PS. Hey Mario (steelhead fever) thanks for the call.....I'm so glad that you are starting to get cranked up...."BRING ON THE ICE and THE SOCIAL CROWDS THAT GO WITH IT".....can't wait to see you and you dad again...SEE YOU GUY'S SOON


----------



## jay2k (Dec 21, 2005)

Nice talking to you mrphish!! Bummer about the ice. Thought it would be a go for Sunday, but didn't look good. By the looks of it, it could be a couple more days or even more. Lots of snow and slush. Ah well, better ice is on the way. Patience, just like HWF said earlier. Why risk it now. Looking forward to fishing with you this winter! Got to take the oppertunity(?) to fish with a hardwater vet!


----------



## dmills4124 (Apr 9, 2008)

A couple of years back one of the OGF'ers held a hardwater seminar at the Gandermtn on portage. He made a strong point for each one of us to make icepicks made from dowel rods shoved into bicycle grips with nails sharpened on a lanyard around our necks to be used to pull ourselfs out of the water, back onto the ice in the event of a brakethru during early season. Sounded like good advice. Mcphish thanks for the updates and gr8 warnings. Very good advice. I am hopeing to get out there this year. Keep em comming. It sounds like its going to be a carnival atmosphere out there when the bell sounds "SAFE ICE". Ya know its going to be fun. 
later
donm


----------



## Gills63 (Mar 29, 2012)

Retractable ice picks are relatively inexpensive and would be invaluable if ever needed.

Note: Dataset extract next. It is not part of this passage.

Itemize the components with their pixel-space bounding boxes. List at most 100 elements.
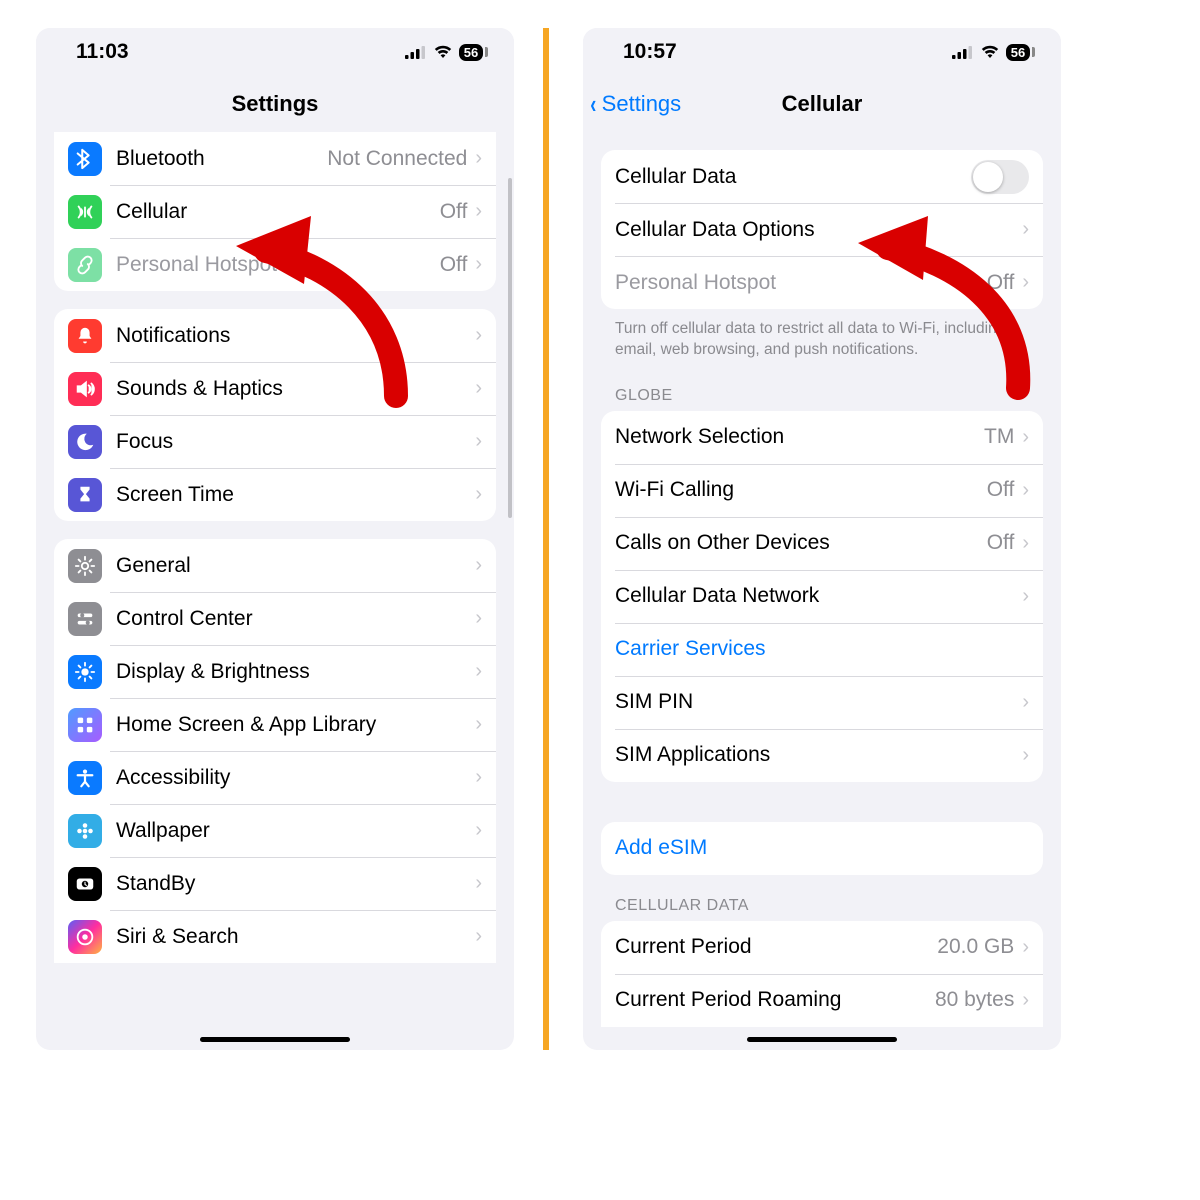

Outdoor Hub mobile, the outdoor information engine


----------



## lovin life (Jan 2, 2010)

Im thinking Friday for Palm. The temps are staying below freezing all week during the day, and night are teens, w weatherbug calling for single digits on Thursday. AND, I will be using an ice pick, Artic Armor suit and hand spikes for good measure. OF COURSE, Palm will produce well, with big fat gills, as always. But Minnowhead and I got another little something in mind. Been waiting 2 years for this !

posted using Outdoor Hub Campfire


----------



## WestBranchJoe (Jan 13, 2009)

Hey guys! It has been awhile since I have been on the forums, my 3 young sons take up a lot of my time. I am getting the itch to drill some holes and thought I would stop by and see what was happening. It is great to see some old friends still posting and still as eager to wet a line as always! I am sure I will see you on the ice this season and can't wait to catch up. As always be safe, use your heads and I will see you on the ice soon (hopefully Moggy next weekend!).

Joe


----------